Ablation and Component Analysis
Ablation studies confirm the criticality of matched co-design: naive shared pool with per-layer auxiliary loss fails, while pool-level balancing and NormRouter unlock the performance gains. Intermediate sharing scopes interpolate between vanilla MoE and full UniPool, showing monotonic improvements with increased sharing. Training dynamics substantiate that the UniPool gap persists throughout optimization trajectories.

Figure 3: Expert utilization: per-layer auxiliary loss yields global expert collapse; UniPool with pool-level balancing achieves robust utilization across the entire pool while maintaining layer-wise specialization.
Practical and Theoretical Implications
UniPool’s design recasts MoE expert allocation as a flexible global budget, freeing architectural scaling from rigid depth dependence and enabling efficient parameter utilization. This paradigm unlocks new scaling axes for LLMs, offering practical reductions in memory footprint and parameter count for equivalent or superior model quality, and empowering deeper models with reusable, specialized expert computations. The theoretical implication is a shift from post-hoc MoE compression toward proactive cross-layer parameter sharing and specialization, yielding models that are leaner, more robust, and inherently adaptable.

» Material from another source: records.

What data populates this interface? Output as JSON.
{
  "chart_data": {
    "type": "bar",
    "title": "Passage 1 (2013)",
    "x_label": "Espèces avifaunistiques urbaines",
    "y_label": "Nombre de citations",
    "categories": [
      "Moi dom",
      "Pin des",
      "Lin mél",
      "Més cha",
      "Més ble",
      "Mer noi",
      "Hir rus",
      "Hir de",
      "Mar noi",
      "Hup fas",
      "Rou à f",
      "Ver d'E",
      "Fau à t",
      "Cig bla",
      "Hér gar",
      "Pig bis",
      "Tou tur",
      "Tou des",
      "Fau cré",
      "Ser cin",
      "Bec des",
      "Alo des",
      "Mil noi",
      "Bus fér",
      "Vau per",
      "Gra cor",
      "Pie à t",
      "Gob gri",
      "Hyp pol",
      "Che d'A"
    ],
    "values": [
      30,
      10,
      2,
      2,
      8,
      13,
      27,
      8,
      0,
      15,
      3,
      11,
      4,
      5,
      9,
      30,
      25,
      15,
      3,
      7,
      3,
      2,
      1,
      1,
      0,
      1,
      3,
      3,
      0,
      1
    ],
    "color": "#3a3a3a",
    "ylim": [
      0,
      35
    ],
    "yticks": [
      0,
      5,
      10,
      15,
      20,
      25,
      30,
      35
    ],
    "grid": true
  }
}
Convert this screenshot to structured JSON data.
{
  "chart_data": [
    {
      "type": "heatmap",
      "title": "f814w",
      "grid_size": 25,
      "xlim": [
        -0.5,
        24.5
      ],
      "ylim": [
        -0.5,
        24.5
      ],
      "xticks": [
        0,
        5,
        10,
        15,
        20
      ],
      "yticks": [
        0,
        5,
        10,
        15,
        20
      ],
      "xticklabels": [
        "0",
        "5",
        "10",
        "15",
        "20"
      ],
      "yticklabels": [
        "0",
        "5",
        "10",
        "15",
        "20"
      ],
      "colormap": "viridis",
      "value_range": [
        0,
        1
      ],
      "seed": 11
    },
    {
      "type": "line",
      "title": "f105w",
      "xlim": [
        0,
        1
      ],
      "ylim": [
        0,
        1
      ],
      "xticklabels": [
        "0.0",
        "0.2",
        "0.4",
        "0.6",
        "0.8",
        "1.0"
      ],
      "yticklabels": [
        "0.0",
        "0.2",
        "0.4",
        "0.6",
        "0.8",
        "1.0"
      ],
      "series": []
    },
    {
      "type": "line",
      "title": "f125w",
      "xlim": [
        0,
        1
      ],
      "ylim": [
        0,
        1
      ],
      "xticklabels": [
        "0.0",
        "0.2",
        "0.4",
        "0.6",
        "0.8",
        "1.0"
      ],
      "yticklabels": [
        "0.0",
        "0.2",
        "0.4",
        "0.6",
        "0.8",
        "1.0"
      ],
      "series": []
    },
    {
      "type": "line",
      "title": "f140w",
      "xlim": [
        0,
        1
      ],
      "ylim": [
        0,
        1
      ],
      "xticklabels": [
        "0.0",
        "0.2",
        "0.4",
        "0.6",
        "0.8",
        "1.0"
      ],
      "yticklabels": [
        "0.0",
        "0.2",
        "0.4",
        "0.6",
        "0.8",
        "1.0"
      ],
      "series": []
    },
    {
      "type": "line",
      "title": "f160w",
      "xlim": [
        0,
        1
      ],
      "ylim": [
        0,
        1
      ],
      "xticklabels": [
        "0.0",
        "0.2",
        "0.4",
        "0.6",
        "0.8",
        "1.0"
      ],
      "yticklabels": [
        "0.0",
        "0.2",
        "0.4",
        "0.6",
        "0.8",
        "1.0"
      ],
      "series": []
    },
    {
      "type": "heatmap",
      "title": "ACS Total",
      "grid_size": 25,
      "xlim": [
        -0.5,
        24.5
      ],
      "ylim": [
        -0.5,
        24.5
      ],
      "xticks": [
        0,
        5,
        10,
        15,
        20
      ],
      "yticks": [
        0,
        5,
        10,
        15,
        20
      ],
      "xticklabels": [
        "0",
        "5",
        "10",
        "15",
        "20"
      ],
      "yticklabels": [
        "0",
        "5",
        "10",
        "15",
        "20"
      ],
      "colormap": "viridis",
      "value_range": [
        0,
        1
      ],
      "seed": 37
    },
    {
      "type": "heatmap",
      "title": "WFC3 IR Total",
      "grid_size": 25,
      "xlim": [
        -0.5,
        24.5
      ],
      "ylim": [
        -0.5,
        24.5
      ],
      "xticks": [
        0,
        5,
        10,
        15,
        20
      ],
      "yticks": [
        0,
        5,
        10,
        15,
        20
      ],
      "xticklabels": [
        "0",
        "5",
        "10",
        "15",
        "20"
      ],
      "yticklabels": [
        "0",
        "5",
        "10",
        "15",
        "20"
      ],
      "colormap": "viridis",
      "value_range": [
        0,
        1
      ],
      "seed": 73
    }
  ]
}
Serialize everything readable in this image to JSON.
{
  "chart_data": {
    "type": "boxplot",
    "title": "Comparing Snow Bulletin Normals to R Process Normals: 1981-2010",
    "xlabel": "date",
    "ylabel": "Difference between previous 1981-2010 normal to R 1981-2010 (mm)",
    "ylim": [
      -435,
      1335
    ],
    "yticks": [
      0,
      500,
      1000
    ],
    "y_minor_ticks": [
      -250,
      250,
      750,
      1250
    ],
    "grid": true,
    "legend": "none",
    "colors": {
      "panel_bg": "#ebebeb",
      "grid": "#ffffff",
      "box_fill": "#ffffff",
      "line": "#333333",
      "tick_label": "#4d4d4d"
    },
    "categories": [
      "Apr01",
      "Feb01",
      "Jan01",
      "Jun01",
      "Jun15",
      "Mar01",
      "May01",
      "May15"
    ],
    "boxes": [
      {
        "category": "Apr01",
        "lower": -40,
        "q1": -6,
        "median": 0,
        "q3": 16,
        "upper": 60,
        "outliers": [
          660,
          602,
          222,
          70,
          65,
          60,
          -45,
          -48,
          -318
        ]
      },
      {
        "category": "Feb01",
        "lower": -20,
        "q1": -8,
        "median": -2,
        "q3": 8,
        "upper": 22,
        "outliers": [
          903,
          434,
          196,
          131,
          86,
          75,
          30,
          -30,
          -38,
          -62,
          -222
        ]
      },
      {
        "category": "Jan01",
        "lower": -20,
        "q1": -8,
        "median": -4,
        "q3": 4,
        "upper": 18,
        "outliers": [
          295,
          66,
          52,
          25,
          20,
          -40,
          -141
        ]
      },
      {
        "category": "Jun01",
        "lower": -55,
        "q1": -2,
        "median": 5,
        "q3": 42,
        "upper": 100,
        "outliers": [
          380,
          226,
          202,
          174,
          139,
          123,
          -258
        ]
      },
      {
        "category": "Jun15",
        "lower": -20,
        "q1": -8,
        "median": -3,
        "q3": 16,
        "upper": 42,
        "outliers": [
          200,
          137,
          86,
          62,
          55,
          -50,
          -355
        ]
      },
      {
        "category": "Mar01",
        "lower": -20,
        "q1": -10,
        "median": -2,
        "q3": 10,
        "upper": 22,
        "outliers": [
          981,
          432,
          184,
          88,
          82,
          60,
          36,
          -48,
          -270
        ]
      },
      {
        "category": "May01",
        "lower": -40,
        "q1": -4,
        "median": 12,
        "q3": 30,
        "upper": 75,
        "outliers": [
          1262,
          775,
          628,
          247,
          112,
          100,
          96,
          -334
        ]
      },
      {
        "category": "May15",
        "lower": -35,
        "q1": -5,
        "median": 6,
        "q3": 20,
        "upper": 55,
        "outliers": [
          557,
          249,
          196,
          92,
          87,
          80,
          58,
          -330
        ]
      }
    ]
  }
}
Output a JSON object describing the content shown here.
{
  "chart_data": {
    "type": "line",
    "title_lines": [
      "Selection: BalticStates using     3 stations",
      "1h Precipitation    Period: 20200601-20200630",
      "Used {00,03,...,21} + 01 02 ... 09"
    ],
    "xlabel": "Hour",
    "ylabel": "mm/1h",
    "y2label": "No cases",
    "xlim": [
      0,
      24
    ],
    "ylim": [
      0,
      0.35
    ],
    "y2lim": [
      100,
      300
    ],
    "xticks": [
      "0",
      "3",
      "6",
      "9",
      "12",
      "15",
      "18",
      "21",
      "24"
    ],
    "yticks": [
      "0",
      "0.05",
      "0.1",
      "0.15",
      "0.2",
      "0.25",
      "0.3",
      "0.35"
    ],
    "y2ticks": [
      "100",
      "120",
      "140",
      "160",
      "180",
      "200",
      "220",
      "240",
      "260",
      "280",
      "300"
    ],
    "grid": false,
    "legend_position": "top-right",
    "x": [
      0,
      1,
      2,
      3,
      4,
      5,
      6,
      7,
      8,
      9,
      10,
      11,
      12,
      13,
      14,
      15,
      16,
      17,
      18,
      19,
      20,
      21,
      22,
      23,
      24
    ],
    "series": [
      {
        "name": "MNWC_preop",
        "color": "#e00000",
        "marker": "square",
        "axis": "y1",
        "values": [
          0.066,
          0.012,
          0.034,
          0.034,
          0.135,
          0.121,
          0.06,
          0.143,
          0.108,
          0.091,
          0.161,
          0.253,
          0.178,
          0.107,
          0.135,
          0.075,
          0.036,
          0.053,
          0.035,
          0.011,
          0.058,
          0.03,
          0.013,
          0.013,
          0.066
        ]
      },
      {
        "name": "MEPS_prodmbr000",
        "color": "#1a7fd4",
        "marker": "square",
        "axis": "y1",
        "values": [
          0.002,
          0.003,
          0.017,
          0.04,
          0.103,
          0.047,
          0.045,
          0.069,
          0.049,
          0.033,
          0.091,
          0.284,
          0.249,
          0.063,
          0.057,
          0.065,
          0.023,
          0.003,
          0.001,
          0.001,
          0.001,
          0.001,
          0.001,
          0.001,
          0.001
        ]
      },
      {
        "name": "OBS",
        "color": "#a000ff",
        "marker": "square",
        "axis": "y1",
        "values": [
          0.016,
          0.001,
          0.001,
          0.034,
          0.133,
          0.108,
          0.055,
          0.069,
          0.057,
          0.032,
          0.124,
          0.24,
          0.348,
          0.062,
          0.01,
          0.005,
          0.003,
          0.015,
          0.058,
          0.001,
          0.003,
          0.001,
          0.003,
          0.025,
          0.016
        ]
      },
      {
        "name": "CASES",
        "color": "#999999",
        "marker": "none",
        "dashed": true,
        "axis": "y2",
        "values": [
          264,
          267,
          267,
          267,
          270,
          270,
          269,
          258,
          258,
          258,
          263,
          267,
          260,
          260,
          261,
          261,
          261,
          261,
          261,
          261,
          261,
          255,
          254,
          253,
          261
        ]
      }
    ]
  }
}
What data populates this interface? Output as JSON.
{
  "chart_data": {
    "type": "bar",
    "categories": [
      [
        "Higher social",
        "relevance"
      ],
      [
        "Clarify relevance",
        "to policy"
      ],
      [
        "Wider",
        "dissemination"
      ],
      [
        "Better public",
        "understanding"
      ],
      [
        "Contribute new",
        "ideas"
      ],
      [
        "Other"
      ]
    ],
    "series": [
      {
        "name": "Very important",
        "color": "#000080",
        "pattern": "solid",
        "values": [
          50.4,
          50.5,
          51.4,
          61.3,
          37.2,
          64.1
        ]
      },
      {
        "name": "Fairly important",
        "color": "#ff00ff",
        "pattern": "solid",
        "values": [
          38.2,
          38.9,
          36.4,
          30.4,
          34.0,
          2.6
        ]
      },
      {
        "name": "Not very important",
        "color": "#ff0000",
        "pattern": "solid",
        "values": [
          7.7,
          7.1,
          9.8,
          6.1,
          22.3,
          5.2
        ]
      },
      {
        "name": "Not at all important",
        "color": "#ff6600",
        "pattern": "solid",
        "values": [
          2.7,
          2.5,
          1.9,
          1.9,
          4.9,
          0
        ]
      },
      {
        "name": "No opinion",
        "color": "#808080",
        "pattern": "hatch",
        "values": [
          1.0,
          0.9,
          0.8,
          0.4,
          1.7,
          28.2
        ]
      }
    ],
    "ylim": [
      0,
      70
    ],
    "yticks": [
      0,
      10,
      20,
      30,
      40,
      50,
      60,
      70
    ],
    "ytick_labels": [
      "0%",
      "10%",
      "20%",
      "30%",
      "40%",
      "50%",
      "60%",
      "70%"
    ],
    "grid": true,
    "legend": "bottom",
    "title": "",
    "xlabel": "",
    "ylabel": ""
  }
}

The reduced pool size—tied to dynamic utilization and controlled by explicit scaling hyperparameters—paves the way for future billion-scale models with sublinear expert growth and compositional specialization. This architectural innovation opens avenues for improved throughput, expert-parallel computation, and downstream transferability, contingent on further evaluation at trillion-parameter and extended training regimes.
Conclusion
UniPool establishes a globally shared expert pool architecture for MoE transformers, leveraging pool-level balancing and scale-stable routing to robustly outperform layer-wise MoE baselines with significantly fewer expert parameters. By decoupling expert growth from depth, UniPool lays a foundation for more efficient, scalable, and specialized LLMs, driving theoretical advances in architectural design and practical reductions in model complexity.